For example, at one point, you could serialize a Figure instance with pickle.dump():

import pickle
import matplotlib.pyplot as plt
import numpy as np

# Plot sine wave as demo
fig = plt.figure()
x = np.linspace(0, 2 * np.pi)
plt.plot(x, np.sin(x))
plt.title("before pickling")

# Save figure to disk
with open("sine.pickle", "wb") as f:
    pickle.dump(fig, f)

Then, at a later point, you could deserialize it using pickle.load() and adjust it as necessary (here, I change the title):

import pickle

with open("sine.pickle", "rb") as f:
    fig_loaded = pickle.load(f)
    
fig_loaded.get_axes()[0].set_title("after pickling")
fig_loaded.show()

Changing other aspects of the Figure is also possible, but will be cumbersome and will imply that you pretty much know the Figure's content. With the given plot, you could for example also change the color of the sine wave after deserialization/loading:

fig_loaded.get_axes()[0].get_lines()[0].set_color("red")

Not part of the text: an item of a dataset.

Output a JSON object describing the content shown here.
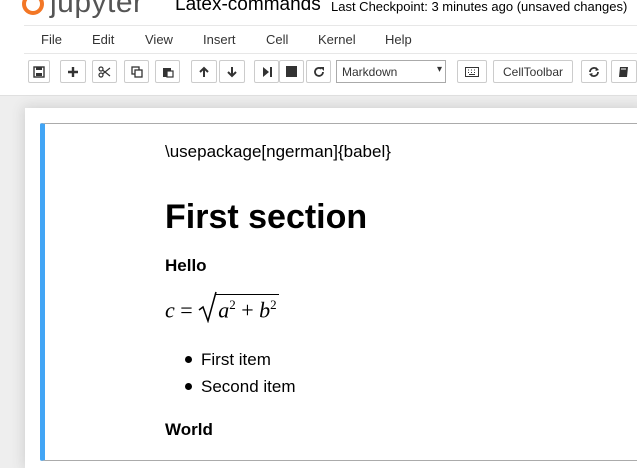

If you need more concrete answers, a more concrete question would be necessary.

In any case, as a caveat, you would need to make sure that the matplotlib version of your Python environment is still the same or a compatible one (on the code level, that is) at the point of deserialization/loading, or otherwise you might see problems like in this question regarding the (de)serialization of plotly instances.